Seeing an onrushing tide of development sweeping the Central Valley in recent years, most notably in his own neighborhood south of Delhi, Zollinger had no desire to repeat his southern California experience. He chose to make a stand…a statement…to preserve a piece of prime farmland for posterity. A partnership among state and federal agencies, Merced County, the Merced County Farmland and Open Space Trust, and American Farmland Trust (AFT) made it possible for him to sell an agricultural conservation easement on his 74-acre ranch. Conservation easements offer landowners flexibility in estate planning while keeping prime farmland in continuous agricultural use.
"This was an opportunity to conserve the land, to maintain it in a way that urban sprawl couldn't overtake it," he said. "It makes me feel good to know that this land will be farmed forever."
Zollinger received $368 thousand for the easement. In return, his land - now planted to almonds, peaches and walnuts - may not be used for anything other than farming or agriculturally related businesses. If he sells the property, future owners would be subject to the same restrictions.
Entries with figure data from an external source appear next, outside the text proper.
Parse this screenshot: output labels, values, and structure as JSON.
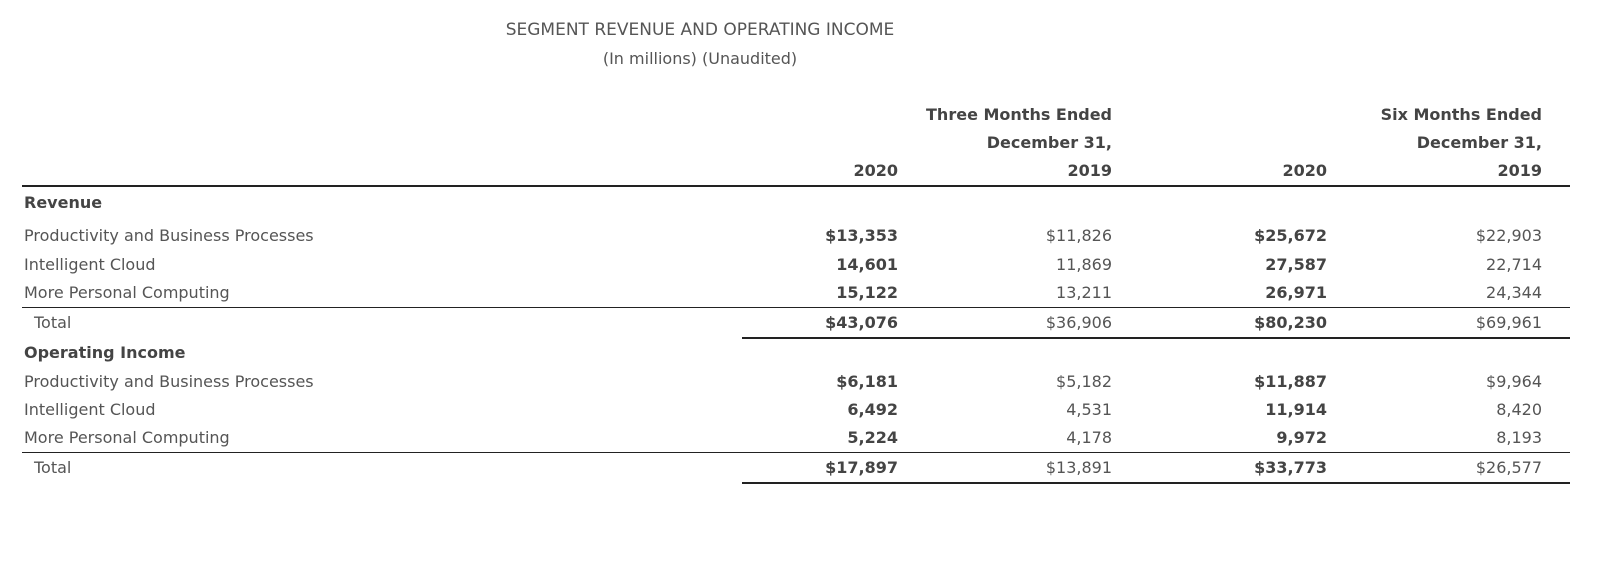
{
  "title": "SEGMENT REVENUE AND OPERATING INCOME",
  "subtitle": "(In millions) (Unaudited)",
  "headers": {
    "three_months": [
      "Three Months Ended",
      "December 31,"
    ],
    "six_months": [
      "Six Months Ended",
      "December 31,"
    ],
    "years": [
      "2020",
      "2019",
      "2020",
      "2019"
    ]
  },
  "revenue": {
    "label": "Revenue",
    "rows": [
      {
        "label": "Productivity and Business Processes",
        "values": [
          "$13,353",
          "$11,826",
          "$25,672",
          "$22,903"
        ]
      },
      {
        "label": "Intelligent Cloud",
        "values": [
          "14,601",
          "11,869",
          "27,587",
          "22,714"
        ]
      },
      {
        "label": "More Personal Computing",
        "values": [
          "15,122",
          "13,211",
          "26,971",
          "24,344"
        ]
      }
    ],
    "total": {
      "label": "Total",
      "values": [
        "$43,076",
        "$36,906",
        "$80,230",
        "$69,961"
      ]
    }
  },
  "operating_income": {
    "label": "Operating Income",
    "rows": [
      {
        "label": "Productivity and Business Processes",
        "values": [
          "$6,181",
          "$5,182",
          "$11,887",
          "$9,964"
        ]
      },
      {
        "label": "Intelligent Cloud",
        "values": [
          "6,492",
          "4,531",
          "11,914",
          "8,420"
        ]
      },
      {
        "label": "More Personal Computing",
        "values": [
          "5,224",
          "4,178",
          "9,972",
          "8,193"
        ]
      }
    ],
    "total": {
      "label": "Total",
      "values": [
        "$17,897",
        "$13,891",
        "$33,773",
        "$26,577"
      ]
    }
  }
}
The payment may seem like a lot of money, Zollinger says, but it's much less than he could earn from it if he waited ten years to develop it. But maximizing his return on the property wasn't his intent, he explains: "I've spent many years putting this farm together from scratch - planting trees, building up the soil, and fine-tuning the irrigation system. It gives me great comfort to know that these peach and almond orchards will be available for future generations of farmers, rather than becoming another subdivision."
Funds for the purchase of the easement came from the state's Farmland Conservancy Program and the U.S.D.A.'s Farmland Protection Program. The AFT arranged the financing and ensures the agreement is carried out.
Zollinger's is one of just a few agricultural conservation easements in the San Joaquin Valley, according to AFT. The program is new, but the AFT has another dozen or so projects underway.
Not just any piece of farmland meets the program's goals, however. AFT seeks to protect prime farmland threatened by a city's growth and to direct growth with the placement of easements. The Central Valley offers plenty of candidates. According to AFT, the valley is the most threatened major land resource area in the United States because of its high agricultural productivity, high crop value, and severe threat of population growth.
In Merced County, AFT hopes Zollinger's easement will anchor a line of similar easements on the south side of Delhi, creating a boundary of permanently protected farmland. They will have to move quickly. In the 32 years that Zollinger has been farming there, Delhi has grown from practically nothing to eight thousand people, with the most recent four thousand arriving in just the last few years. At the moment, growth is heading north, but that could change over night, he notes.
"We hope that other farmers in Merced County follow Mr. Zollinger's lead and join in this effort to prevent further urban encroachment onto the high-quality farmland along the Merced River," said Greg Clark, AFT northern San Joaquin Valley field representative.